U of I Foundation Celebrating 1,500th Endowment
Longtime Treasure Valley teacher leaves legacy at UI with scholarship endowment to support future educators
1,500 unsharpened standard No. 2 pencils laid end to end stretches just about 938 feet, or just over two and a half football fields.
1,500 pounds of tater tots — a standard of elementary school lunches every where — is about 70,200 tots, enough to feed more than 7,500 elementary school children.
1,500 one-inch three-ring binders (that’s 4,500 rings) can hold 262,500 sheets of homework, note paper and classtime doodles.
At the University of Idaho Foundation, 1,500 goes a bit further — that’s the number of fully funded endowments now supporting students, faculty, research and programs at Idaho’s land-grant institution.
That 1,500 amounts to more than $10.2 million in scholarship and program support distributed each year — and $165 million distributed since 1959. Like Shirley, many loyal Vandals choose to leave a gift to UI in their will. As a result, an impressive 34% of endowment gifts come from estates.
The credit for that milestone number goes to the late Shirley A. (Williamson) Wentz — a lifelong Vandal supporter and dedicated educator — whose gift to the College of Education created the 1,500th endowment for UI’s charitable giving organization.
Originally from Caldwell, Wentz earned her bachelor’s degree in education from UI in 1971 and dedicated her career to educating young minds in the Mountain Home and Boise school districts as an elementary and kindergarten teacher.
“To have a teacher pay it forward to the next generation of teachers is very special,” said Joy Fisher, director of finance for the Foundation. “It’s gratifying to see that this alumna, who helped so many students during her career, will be remembered and continue to touch lives through education.”
Wentz’s devotion to her students went beyond their time in her classroom; parents and former students often kept in touch with her over the years. She had a reputation for teaching with energy, love and excitement, and encouraged many student teachers in her classroom.
Wentz passed away in Caldwell in May 2015 at age 66.
“Shirley had a smile that was contagious, and the most incredible blue eyes, which would sparkle whenever she spoke of her children, family, friends and students,” her family wrote in her obituary. Wentz was married to Bill Wentz for 21 years and the couple had two children, Brian and Amy, and seven grandchildren.

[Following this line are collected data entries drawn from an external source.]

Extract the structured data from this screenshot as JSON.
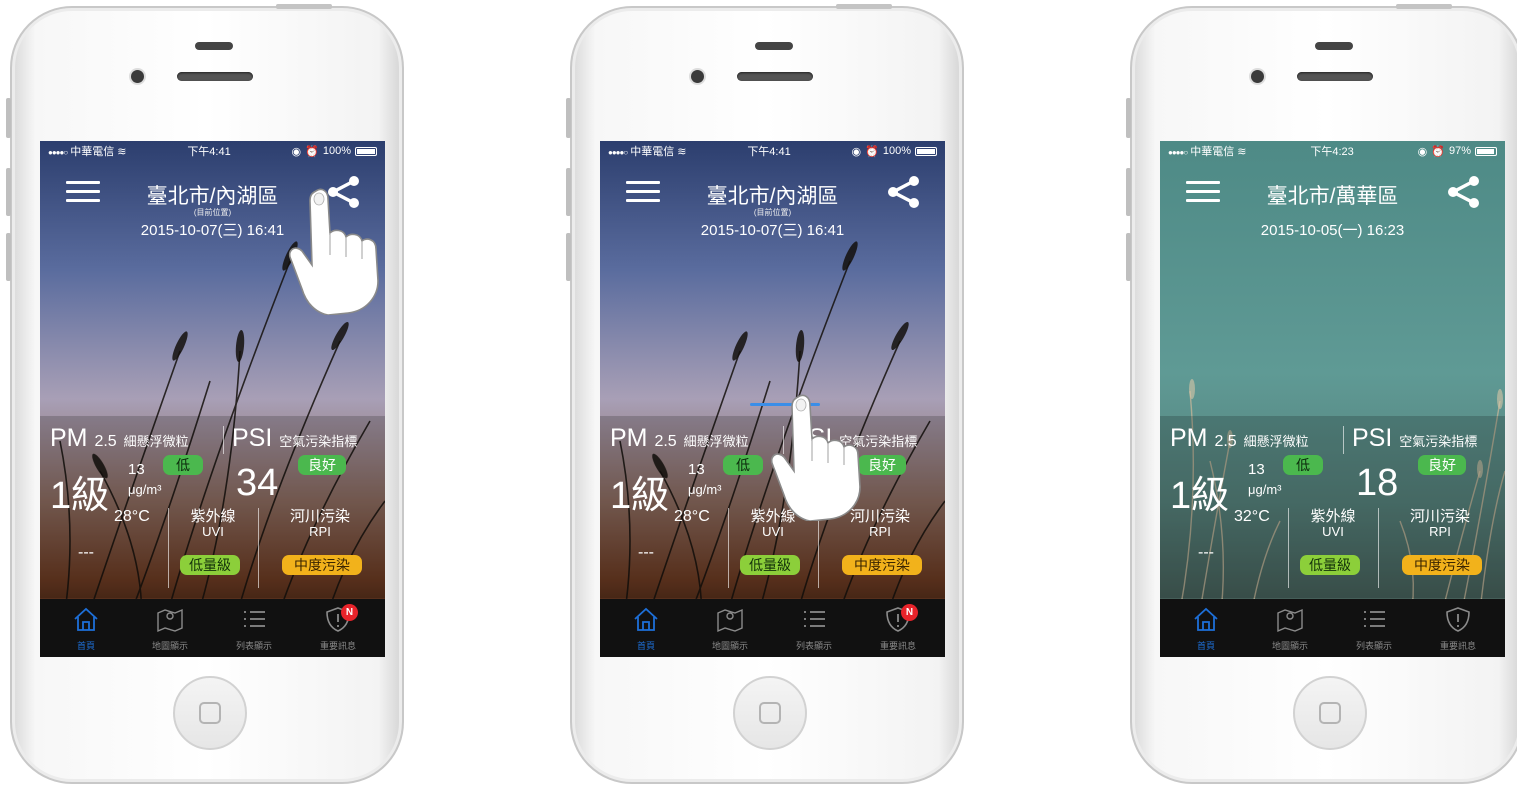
{
  "screens": [
    {
      "status": {
        "carrier": "中華電信",
        "time": "下午4:41",
        "battery": "100%",
        "battery_level": 1.0
      },
      "city": "臺北市/內湖區",
      "location_note": "(目前位置)",
      "datetime": "2015-10-07(三) 16:41",
      "pm_label": "PM",
      "pm_sub": "2.5",
      "pm_cn": "細懸浮微粒",
      "psi_label": "PSI",
      "psi_cn": "空氣污染指標",
      "pm_level": "1級",
      "pm_value": "13",
      "pm_unit": "μg/m³",
      "pm_badge": "低",
      "psi_value": "34",
      "psi_badge": "良好",
      "temperature": "28°C",
      "extra": "---",
      "uvi_title": "紫外線",
      "uvi_sub": "UVI",
      "uvi_badge": "低量級",
      "rpi_title": "河川污染",
      "rpi_sub": "RPI",
      "rpi_badge": "中度污染",
      "tabs": [
        "首頁",
        "地圖顯示",
        "列表顯示",
        "重要訊息"
      ],
      "notice_badge": "N",
      "theme": "dusk"
    },
    {
      "status": {
        "carrier": "中華電信",
        "time": "下午4:41",
        "battery": "100%",
        "battery_level": 1.0
      },
      "city": "臺北市/內湖區",
      "location_note": "(目前位置)",
      "datetime": "2015-10-07(三) 16:41",
      "pm_label": "PM",
      "pm_sub": "2.5",
      "pm_cn": "細懸浮微粒",
      "psi_label": "PSI",
      "psi_cn": "空氣污染指標",
      "pm_level": "1級",
      "pm_value": "13",
      "pm_unit": "μg/m³",
      "pm_badge": "低",
      "psi_value": "",
      "psi_badge": "良好",
      "temperature": "28°C",
      "extra": "---",
      "uvi_title": "紫外線",
      "uvi_sub": "UVI",
      "uvi_badge": "低量級",
      "rpi_title": "河川污染",
      "rpi_sub": "RPI",
      "rpi_badge": "中度污染",
      "tabs": [
        "首頁",
        "地圖顯示",
        "列表顯示",
        "重要訊息"
      ],
      "notice_badge": "N",
      "theme": "dusk"
    },
    {
      "status": {
        "carrier": "中華電信",
        "time": "下午4:23",
        "battery": "97%",
        "battery_level": 0.97
      },
      "city": "臺北市/萬華區",
      "location_note": "",
      "datetime": "2015-10-05(一) 16:23",
      "pm_label": "PM",
      "pm_sub": "2.5",
      "pm_cn": "細懸浮微粒",
      "psi_label": "PSI",
      "psi_cn": "空氣污染指標",
      "pm_level": "1級",
      "pm_value": "13",
      "pm_unit": "μg/m³",
      "pm_badge": "低",
      "psi_value": "18",
      "psi_badge": "良好",
      "temperature": "32°C",
      "extra": "---",
      "uvi_title": "紫外線",
      "uvi_sub": "UVI",
      "uvi_badge": "低量級",
      "rpi_title": "河川污染",
      "rpi_sub": "RPI",
      "rpi_badge": "中度污染",
      "tabs": [
        "首頁",
        "地圖顯示",
        "列表顯示",
        "重要訊息"
      ],
      "notice_badge": "",
      "theme": "teal"
    }
  ],
  "colors": {
    "tab_active": "#1d6fd8",
    "badge_green": "#4bb84e",
    "badge_yellow": "#f2b21b",
    "badge_lightgreen": "#8ccf3a",
    "notice_red": "#e8232a"
  }
}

Wentz created a permanent legacy of her devotion to education with a $25,000 gift to the UI Foundation to create the Shirley A. Wentz Education Scholarship Endowment. Her legacy supports future elementary education teachers from Ada and Canyon counties in Idaho. Her wish was to help future educators so they too might enjoy the rewards she received from introducing young readers to the power of books and reading.
“It is quite fitting that the 1,500th endowed scholarship would come from Shirley Wentz, lifelong educator and die-hard Vandal,” said Ali Carr-Chellman, dean of UI’s College of Education. “We are so grateful for the help that Shirley’s endowed scholarship provides to our students in the College of Education.”
Wentz’s pride in UI and love of the Vandals didn’t waver throughout her life, said her sister-in-law Susan Williamson. Shortly before she passed away, Wentz’s doctor asked her to say something to test her breathing, Williamson said. In pain and barely able to speak, she looked at the doctor and said “Go Vandals!”
Endowments like the one left by Wentz are invested over the long term to support students, faculty, research and university programs, Fisher said. With $300 million in total assets, the UI Foundation is the largest of its kind in the state, and a top performer nationally in portfolio management for educational institutions.